MADISON, Wis.—While credit unions are enjoying record auto loan growth, there are warning signs in the data that suggest tougher times could be ahead—if CUs don’t take the proper steps.

Susan Hochsprung

Susan Hochsprung, VP of sales at CUNA Mutual Group, told attendees at the company’s Discovery Conference that the record growth CUs are enjoying is masking a decline in the percentage of PFI members taking car loans from credit unions.

As credit union auto loans in dollars and numbers are growing, and they are claiming a record share of the market, growing share at a pace much faster than the banks, much of that is due to the indirect channel, she noted.

“The percentage of PFI members with an auto loan is actually shrinking,” said Hochsprung, noting that the percentage of PFI members with an auto loan at credit unions dropped by three percentage points in the last two years. “Credit unions are making more loans to non-PFI members.”

‘Complex Story’

Hochsprung called it a complex story hidden in the data and masked by CUs’ 14.8% annual auto loan growth rate—almost double the growth rate of banks.

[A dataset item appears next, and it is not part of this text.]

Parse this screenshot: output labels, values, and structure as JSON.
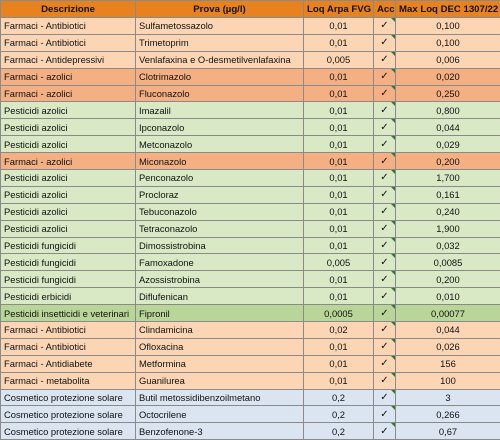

But, again, she pointed out most of that growth is via indirect, and when comparing bank and CU direct loan numbers there is not a big gap.

She added that credit union direct loan growth is plateauing, and is projected to decline in the coming years. “Our research projects that by 2021, 61% of all credit union auto lending will come from the indirect channel,” she said.

Hochsprung said the real concern is that credit unions are losing share of wallet with their most important, loyal members. She said this is also concerning as new car sales slow, and a recession is forecast by economists within the next two years.

Hochsprung emphasized that credit unions should pay attention to this issue, as PFI members begin to choose others for their financial services. This is “silent churn” many credit unions do not see, she said.

“Silent churn is when other financial institutions, and fintechs, begin to steal your PFI members’ business. Maybe they still have a checking account with you, but what about the auto loan or credit card?” Hochsprung said.

The major reason CUs are losing PFI auto loans is that banks and other lenders are out-marketing them, said Hochsprung.

“Our research found that if credit union members receive four auto loan offers, three of them are from someone other than the credit union,” she said. “So credit unions are being out-marketed by four to one.”

What CUs need to do is step up their marketing to members, but also employ strong analytics, Hochsprung said. She emphasized that credit unions should dig into their data to identify PFIs and monitor their activity not only to look for signs they may be accepting another auto loan offer, but to choose the right time to approach them with a vehicle loan.

“The offers have to be relevant, at the time members need them,” Hochsprung said, emphasizing the importance of predictive analytics.